NEW YORK - No surprise: Clowney is the Texans' man
The Houston Texans have a major need at quarterback.
In the end, it didn't matter.
They chose Jadeveon Clowney with the top overall pick in Thursday's NFL draft, deciding the defensive end was too rare a talent to pass up. He will join 2012 Defensive Player of the Year J.J. Watt to create one of the fiercest pass-rushing duos in the NFL on a defense led by a new coordinator in Romeo Crennel and a new coach in Bill O'Brien.
"Obviously when you talk about a creative mind like Romeo, his defenses historically and how he utilizes personnel, it really gives us an opportunity to get after the quarterback," Houston general manager Rick Smith said.

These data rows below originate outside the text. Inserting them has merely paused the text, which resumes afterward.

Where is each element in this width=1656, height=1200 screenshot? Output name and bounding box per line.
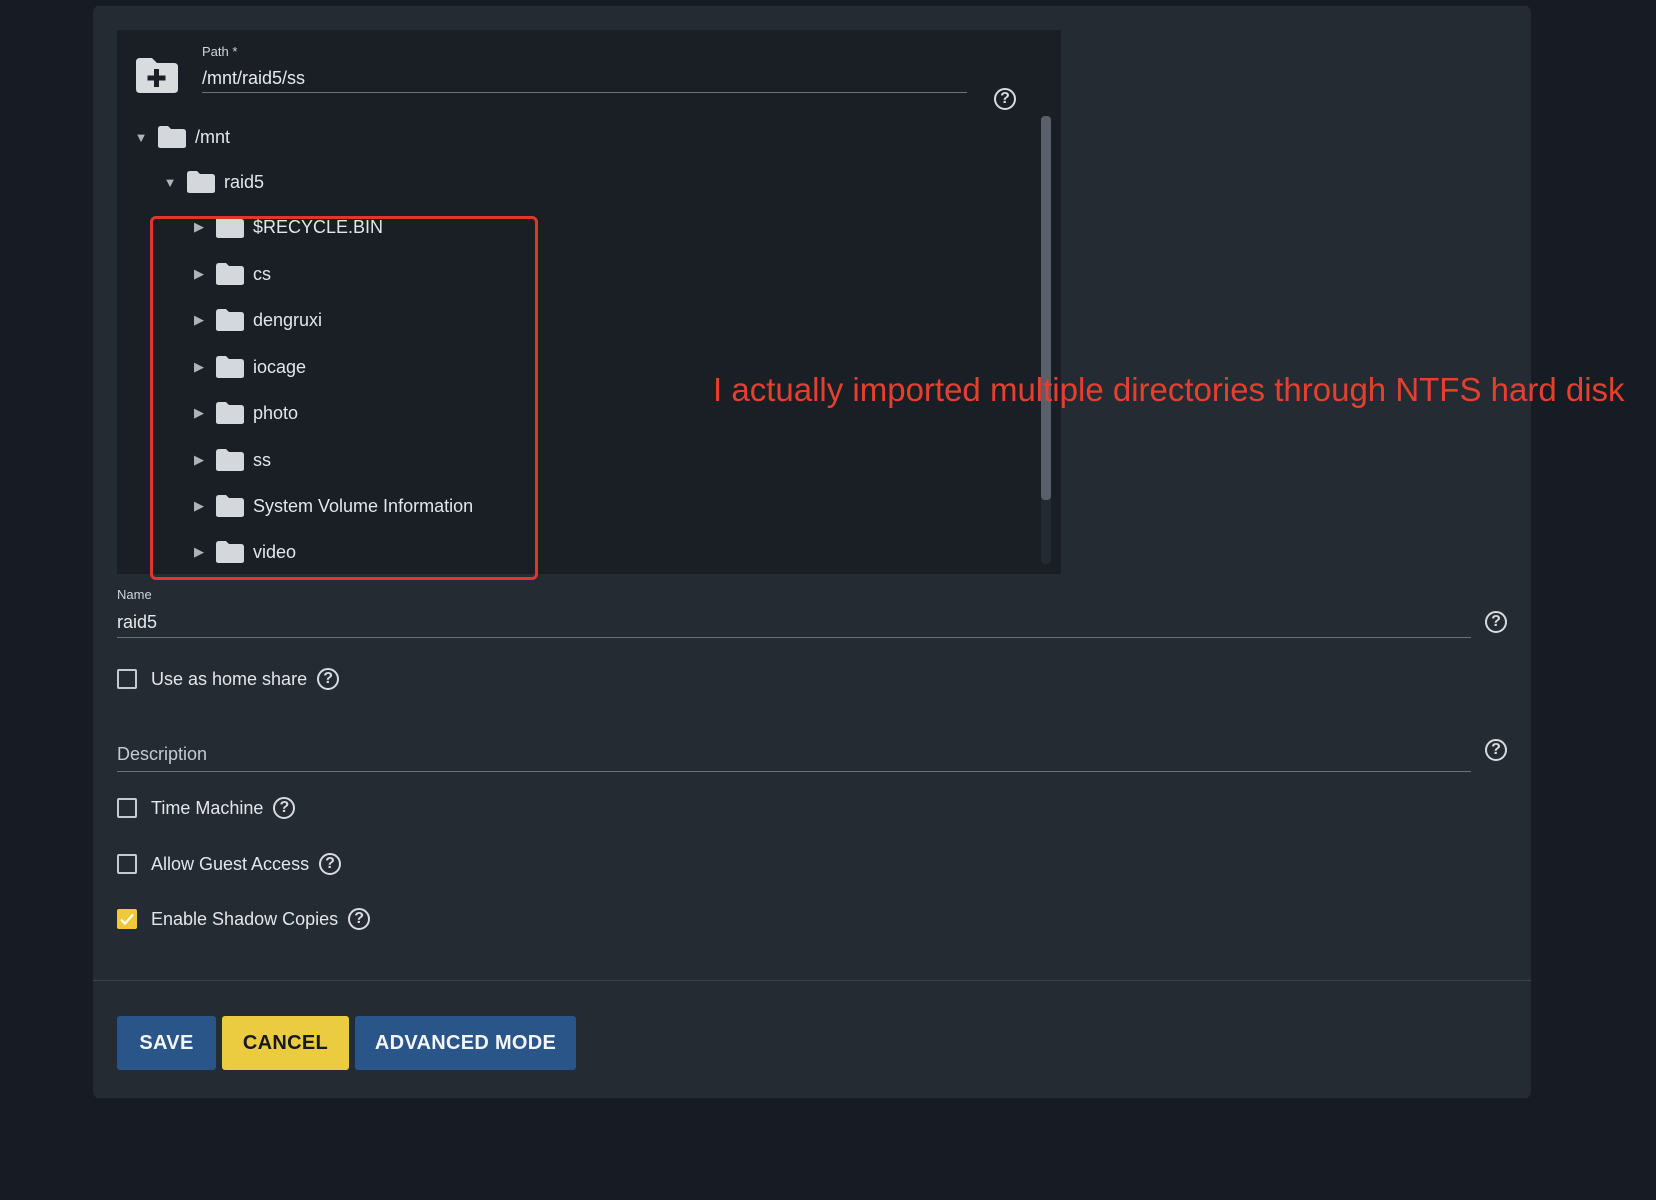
tree-label: System Volume Information <box>253 495 474 516</box>
name-help-icon[interactable]: ? <box>1485 611 1507 633</box>
time-machine-row: Time Machine ? <box>117 797 296 819</box>
folder-icon <box>216 495 244 517</box>
description-help-icon[interactable]: ? <box>1485 739 1507 761</box>
folder-icon <box>187 171 215 193</box>
tree-node-raid5[interactable]: ▼ raid5 <box>162 167 264 197</box>
caret-down-icon[interactable]: ▼ <box>133 130 149 145</box>
name-input[interactable] <box>117 607 1471 638</box>
tree-node-iocage[interactable]: ▶ iocage <box>191 352 306 382</box>
tree-node-recycle-bin[interactable]: ▶ $RECYCLE.BIN <box>191 212 383 242</box>
home-share-label: Use as home share <box>151 668 308 689</box>
tree-label: raid5 <box>224 171 265 192</box>
guest-access-help-icon[interactable]: ? <box>319 853 342 875</box>
name-label: Name <box>117 587 152 602</box>
tree-label: $RECYCLE.BIN <box>253 216 384 237</box>
shadow-copies-row: Enable Shadow Copies ? <box>117 908 371 930</box>
caret-right-icon[interactable]: ▶ <box>191 266 207 282</box>
caret-right-icon[interactable]: ▶ <box>191 405 207 421</box>
add-folder-icon[interactable] <box>134 56 180 94</box>
tree-node-video[interactable]: ▶ video <box>191 538 296 566</box>
tree-scrollbar-thumb[interactable] <box>1041 116 1051 500</box>
caret-right-icon[interactable]: ▶ <box>191 219 207 235</box>
caret-right-icon[interactable]: ▶ <box>191 312 207 328</box>
guest-access-row: Allow Guest Access ? <box>117 853 342 875</box>
shadow-copies-label: Enable Shadow Copies <box>151 908 339 929</box>
tree-label: iocage <box>253 356 307 377</box>
shadow-copies-checkbox[interactable] <box>117 909 137 929</box>
guest-access-checkbox[interactable] <box>117 854 137 874</box>
tree-label: ss <box>253 449 271 470</box>
tree-label: /mnt <box>195 126 231 147</box>
tree-node-mnt[interactable]: ▼ /mnt <box>133 122 230 152</box>
caret-right-icon[interactable]: ▶ <box>191 544 207 560</box>
time-machine-label: Time Machine <box>151 797 264 818</box>
caret-right-icon[interactable]: ▶ <box>191 359 207 375</box>
path-input[interactable] <box>202 64 967 93</box>
tree-label: cs <box>253 263 271 284</box>
tree-node-ss[interactable]: ▶ ss <box>191 445 271 475</box>
home-share-help-icon[interactable]: ? <box>317 668 340 690</box>
home-share-row: Use as home share ? <box>117 668 340 690</box>
footer-divider <box>93 980 1531 981</box>
tree-node-dengruxi[interactable]: ▶ dengruxi <box>191 305 322 335</box>
tree-node-photo[interactable]: ▶ photo <box>191 398 298 428</box>
folder-icon <box>216 356 244 378</box>
path-help-icon[interactable]: ? <box>994 88 1016 110</box>
annotation-text: I actually imported multiple directories… <box>713 371 1625 408</box>
tree-label: photo <box>253 402 299 423</box>
share-form-card: Path * ? ▼ /mnt ▼ raid5 ▶ $RECYCLE.BIN ▶… <box>93 6 1625 1098</box>
time-machine-checkbox[interactable] <box>117 798 137 818</box>
folder-icon <box>158 126 186 148</box>
description-input[interactable] <box>117 737 1471 772</box>
folder-icon <box>216 402 244 424</box>
tree-label: video <box>253 541 297 562</box>
caret-down-icon[interactable]: ▼ <box>162 175 178 190</box>
path-label: Path * <box>202 44 238 59</box>
tree-label: dengruxi <box>253 309 323 330</box>
home-share-checkbox[interactable] <box>117 669 137 689</box>
tree-node-cs[interactable]: ▶ cs <box>191 259 271 289</box>
folder-icon <box>216 263 244 285</box>
time-machine-help-icon[interactable]: ? <box>273 797 296 819</box>
check-icon <box>120 913 134 926</box>
tree-node-system-volume-information[interactable]: ▶ System Volume Information <box>191 491 473 521</box>
path-explorer: Path * ? ▼ /mnt ▼ raid5 ▶ $RECYCLE.BIN ▶… <box>117 30 1061 580</box>
caret-right-icon[interactable]: ▶ <box>191 452 207 468</box>
guest-access-label: Allow Guest Access <box>151 853 310 874</box>
cancel-button[interactable]: CANCEL <box>222 1016 349 1070</box>
folder-icon <box>216 216 244 238</box>
shadow-copies-help-icon[interactable]: ? <box>348 908 371 930</box>
folder-icon <box>216 309 244 331</box>
folder-icon <box>216 449 244 471</box>
advanced-mode-button[interactable]: ADVANCED MODE <box>355 1016 576 1070</box>
caret-right-icon[interactable]: ▶ <box>191 498 207 514</box>
save-button[interactable]: SAVE <box>117 1016 216 1070</box>
folder-icon <box>216 541 244 563</box>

Watt called Clowney soon after he was drafted to welcome him to the team. Clowney is itching to play with Watt.
"I've been watching him since I was in college and to get to play beside him is going to make it even better for me, help me improve my game to where I want to be, take my game to the next level and I'm just looking forward to getting that knowledge from him," Clowney said.

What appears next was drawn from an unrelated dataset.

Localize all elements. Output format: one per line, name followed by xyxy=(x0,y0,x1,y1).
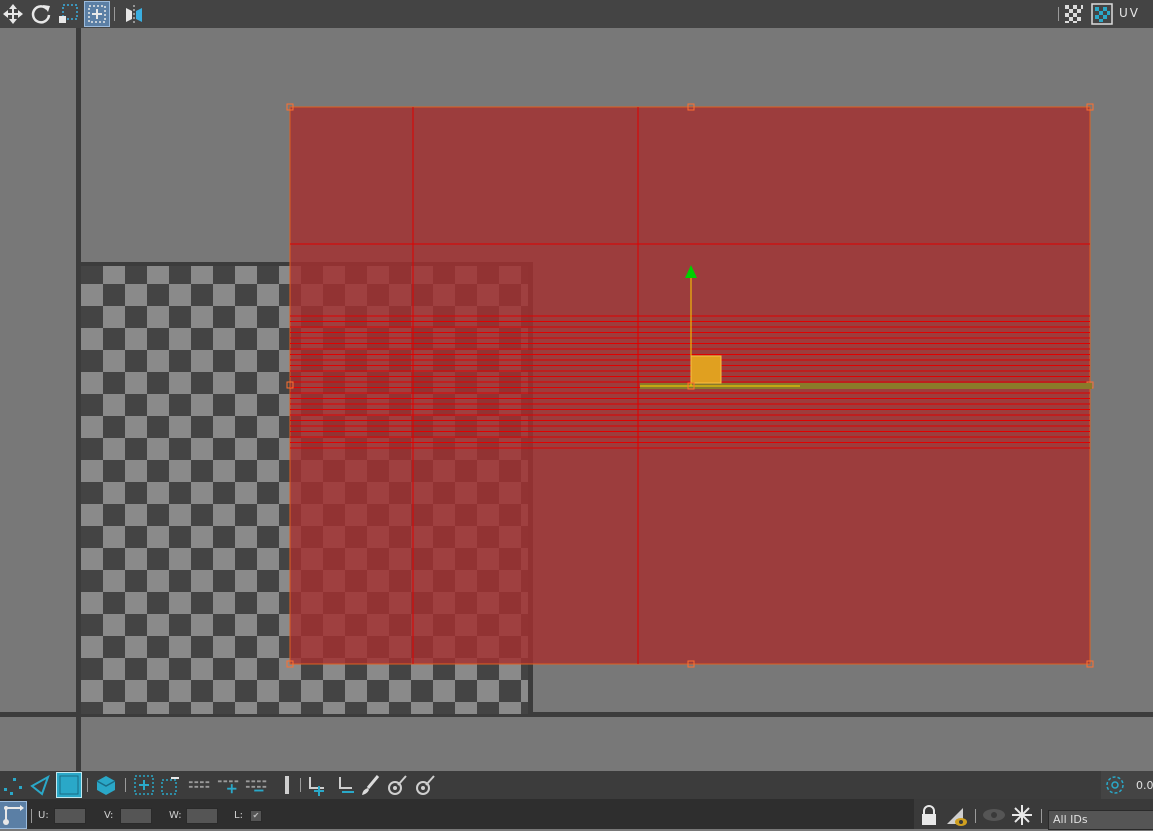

Some questioned Clowney's work ethic during the weeks leading up to the draft. The Texans were not among those people.
"Did he play with his hair on fire every snap of the game? No, he didn't," Smith said. "But did we worry about his work ethic? Not at all. We think this guy will come in and ... work. This guy is motivated. He is extremely motivated. When you talk to him, he wants to be great."
Clowney knows about the criticism and is prepared to show everyone that he is a hard worker.
"I think I have a lot to prove to people," Clowney said. "That's what I'm looking forward to, proving a lot of people wrong."
Smith said the Texans were open to trading the pick, but no one offered them enough to give up the chance to select Clowney.
Clowney had 130 tackles, 24 sacks, 47 tackles for losses and 20 quarterback pressures in a three-year career at South Carolina. He also caused a school-record nine fumbles and deflected seven passes. The 21-year-old also set a South Carolina record with 13 sacks in 2012.
Now Houston has to figure out what it's going to do about the quarterback situation. The Texans traded Matt Schaub, their starter since 2007, in the offseason after a terrible year in which he was benched after six games. Case Keenum took over after that, but he wasn't the answer either and the Texans tied the worst record in franchise history at 2-14 after making their first two playoff appearances in the previous two seasons.
The Texans signed veteran Ryan Fitzpatrick in the offseason, but he probably isn't the long-term solution to their quarterback woes.
Houston passed on top quarterback prospects Louisville's Teddy Bridgewater, Blake Bortles of Central Florida and 2012 Heisman Trophy winner Johnny Manziel of Texas A&M in favor of Clowney.
Houston's next selection in the draft is the 33rd pick overall on Friday.
Clowney becomes the third No. 1 overall pick in Texans' history and the second straight defensive end they've taken with the top choice, joining 2002 top pick, quarterback David Carr and defensive end Mario Williams, who was chosen first in 2006.
Clowney is the first defensive player taken first overall since Williams, who now plays for Buffalo.
Smith said he'll play outside linebacker in Houston's 3-4 defensive scheme.
"He will start in the two-point stance," Smith said. "Any time we go into any kind of package, whether it's a third-down package or it's a package predicated on personnel, down and distance, all those things give Romeo the ability to have him put his hand in the dirt and go get the passer."
The 6-foot-5, 266-pound Clowney is open to whatever plan the Texans have for him.
"I feel like I can play either one," he said. "Standing up or playing down. I'm pretty athletic and I know I can play anywhere."
Players attending the NFL draft get to choose a song that will be played when they walk on stage after being selected.
It's a first for the league, which has a record 30 players at Radio City Music Hall.
Jadeveon Clowney greeted Commissioner Roger Goodell with "The Man" by Aloe Blacc.